Closed martinfleis closed 2 months ago
Hi, I took a look to the available exactextract package on PyPI to explore the possibility of integrating it into zonal statistics. Before diving into implementation, I'd like to share some initial thoughts:
Regarding datacubes backed by xarray, it's important to note that exactextract supports only DataArray, not Dataset.
The order of dimensions is important (longitude, latitude).
The most important thing is that exactextract supports 2D or 3D cubes. For higher dimensions, such as 4D or more, alternative handling methods are necessary. I proposed stacking the additional dimensions into a single dimension, such as (long, lat, time, level1, level2) to (long, lat, stack_dim), applying exactextract, then unstacking the result to the original dimensions, in this way we avoid iteration through the vartiables and dimensions.

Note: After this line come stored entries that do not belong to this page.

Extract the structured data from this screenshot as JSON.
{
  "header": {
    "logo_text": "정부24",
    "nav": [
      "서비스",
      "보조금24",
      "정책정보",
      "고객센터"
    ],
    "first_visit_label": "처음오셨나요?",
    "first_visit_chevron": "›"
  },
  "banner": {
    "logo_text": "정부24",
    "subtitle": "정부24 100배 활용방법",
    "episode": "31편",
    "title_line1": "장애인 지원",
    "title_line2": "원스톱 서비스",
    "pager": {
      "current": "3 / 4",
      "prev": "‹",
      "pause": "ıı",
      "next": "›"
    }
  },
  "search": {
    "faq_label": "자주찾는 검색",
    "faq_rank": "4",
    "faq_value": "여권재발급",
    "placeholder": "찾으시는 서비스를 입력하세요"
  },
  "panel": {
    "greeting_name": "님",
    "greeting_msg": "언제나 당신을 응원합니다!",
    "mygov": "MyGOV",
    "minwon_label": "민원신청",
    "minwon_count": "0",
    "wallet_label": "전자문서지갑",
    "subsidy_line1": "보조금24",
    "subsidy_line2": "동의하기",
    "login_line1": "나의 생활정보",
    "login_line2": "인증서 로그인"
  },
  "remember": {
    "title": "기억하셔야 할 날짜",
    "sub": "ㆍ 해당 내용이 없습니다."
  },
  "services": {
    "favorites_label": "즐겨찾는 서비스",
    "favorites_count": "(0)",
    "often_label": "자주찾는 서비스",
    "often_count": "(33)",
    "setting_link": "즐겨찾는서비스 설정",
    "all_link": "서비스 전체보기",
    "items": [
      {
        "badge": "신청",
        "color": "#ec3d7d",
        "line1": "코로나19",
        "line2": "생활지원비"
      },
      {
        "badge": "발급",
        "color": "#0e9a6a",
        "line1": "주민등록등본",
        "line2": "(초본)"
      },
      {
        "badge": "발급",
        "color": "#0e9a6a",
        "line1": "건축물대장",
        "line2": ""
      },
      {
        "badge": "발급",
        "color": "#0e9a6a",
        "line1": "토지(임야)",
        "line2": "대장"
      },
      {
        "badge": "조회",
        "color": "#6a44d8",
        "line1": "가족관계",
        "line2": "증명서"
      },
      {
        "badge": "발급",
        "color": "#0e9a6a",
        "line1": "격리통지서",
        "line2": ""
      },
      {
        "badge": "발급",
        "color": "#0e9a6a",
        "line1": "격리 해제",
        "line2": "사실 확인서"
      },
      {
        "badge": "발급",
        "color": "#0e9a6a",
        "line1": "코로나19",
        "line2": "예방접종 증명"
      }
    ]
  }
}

Regarding datacubes backed by xarray, it's important to note that exactextract supports only DataArray, not Dataset.
Would that mean a loop over DataArrays within the Dataset if we wanted to do it all?
The order of dimensions is important (longitude, latitude).
We shall be able to check for that.
I proposed stacking the additional dimensions into a single dimension, [...] then unstacking the result to the original dimensions
That sounds reasonable.
Do you have any sense on performance compared to our existing methods?
Thanks for looking into that!
Would that mean a loop over DataArrays within the Dataset if we wanted to do it all?
once convert the dataset into an xarray.DataArray would be enough
Do you have any sense on performance compared to our existing methods?
Not yet. I'll see if we can compare them using a high-dimensional datacube or a large spatio-temporal extent. I might use the last use case from openEO where we struggled with memory issues.
Dev version of
exactextract
is now on PyPI. We can try to wrap in ourzonal_stats
as another method alongside rasterio-based rasterize and iterate.